As religious tension simmers and President Joko Widodo tries to keep control of security, a decision to drop the case could spark further mass protests led by hardline Muslims against not just Ahok but also Widodo, who is seen as a key backer of the governor.
In the biggest protest Jakarta has seen in years, more than 100,000 Muslims marched to the presidential palace in Jakarta against the governor this month, calling for the resignation and prosecution of Governor Ahok and urging voters not to re-elect him in February. The protest turned violent, with a faction assaulting police. One protester was killed, more than 100 protesters and 79 police officers were injured.
The Islam Defenders Front (FPI), which organized the demonstrations against him, filed a police report against Ahok alleging blasphemy. Habib Rizieq, spiritual leader of the hardline FPI, said they may march again depending on the outcome of the police hearing.
As a Protestant Christian, Ahok is the first non-Muslim governor of Jakarta in 50 years as well as being ethnically Chinese, a minority which faces discrimination in Indonesia. He is currently running for re-election as governor on an anti-corruption platform.
Ahok was accused of blasphemy by Islamists after he said that a verse of the Quran which hardliners say prohibits Muslims from voting for non-Muslims does not in fact prohibit them from doing so. He has since apologized for the comments.
Ahok, once hugely popular for his tough, reformist approach to running Jakarta, has seen his support plummet amid the controversy. However, opinion polls show he remains ahead of his two rivals and around a third of voters remain undecided.
Ahok told reporters: “This is not the end, there will be a court process which we hope will be open. We will still take part in the election.”
Those backing Ahok for the February 2017 election, in which he is running for re-election as governor of Jakarta on an anti-corruption platform have pledged they will continue to support him. He has not been barred from the February governorship election, in which he is seeking a second term.

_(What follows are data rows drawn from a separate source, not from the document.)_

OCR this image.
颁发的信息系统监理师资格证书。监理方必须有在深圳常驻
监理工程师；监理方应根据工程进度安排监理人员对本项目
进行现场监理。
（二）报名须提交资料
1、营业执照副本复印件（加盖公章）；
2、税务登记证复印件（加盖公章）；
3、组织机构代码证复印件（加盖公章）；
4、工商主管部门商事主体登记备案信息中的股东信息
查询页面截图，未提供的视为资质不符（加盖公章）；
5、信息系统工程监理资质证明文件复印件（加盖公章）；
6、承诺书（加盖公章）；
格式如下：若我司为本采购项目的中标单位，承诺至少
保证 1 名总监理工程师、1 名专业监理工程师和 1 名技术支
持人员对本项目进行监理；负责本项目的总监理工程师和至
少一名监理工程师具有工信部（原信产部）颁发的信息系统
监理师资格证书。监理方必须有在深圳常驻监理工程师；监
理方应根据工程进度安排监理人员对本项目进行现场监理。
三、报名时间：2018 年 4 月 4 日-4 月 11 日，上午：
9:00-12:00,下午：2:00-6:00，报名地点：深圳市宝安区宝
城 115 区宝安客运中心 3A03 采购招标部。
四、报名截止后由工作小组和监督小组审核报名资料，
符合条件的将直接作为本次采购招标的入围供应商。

Protestors accused Indonesian President Widodo of trying to protect Ahok, who is a key ally of the president and from whom he took over as governor of Jakarta in 2014. At that time there were protests about a non-Muslim governing the city.
Widodo, who has tried to distance himself from Ahok, has repeatedly called for calm and met with top religious, security, and political leaders to discuss the issue.
“We want to remind everyone that this country is one of diverse ethnicities, religions, races and languages,” Widodo said in a speech to security forces. Indonesia recognises six religions and is home to several minority groups that adhere to traditional beliefs.
Widodo has urged police and the military in all parts of the archipelago to step up security as incitement to violence spreads on social media. Two attempted attacks on a church (in which a child died) and a Buddhist temple in Borneo have highlighted religious divisions in the country, though authorities have not linked the events to Ahok’s case.
Human rights activists say a decision to pursue the case against Ahok could set a precedent for persecution of religious minorities. The ease with which Islamic hardliners have been able to use such a minor incident to seriously jeopardize a man’s political career is staggering and shows the sway that such hardline views exercise over many people even in Indonesia, which is normally considered a less extreme Muslim country.
Even if the true reason for the attack on Ahok stems not from what he said about the Quran but from a desire to impede his anti-corruption policies, the fact that his opponents could use a charge of blasphemy as a weapon is a serious injustice and a threat to an open and free society in Indonesia.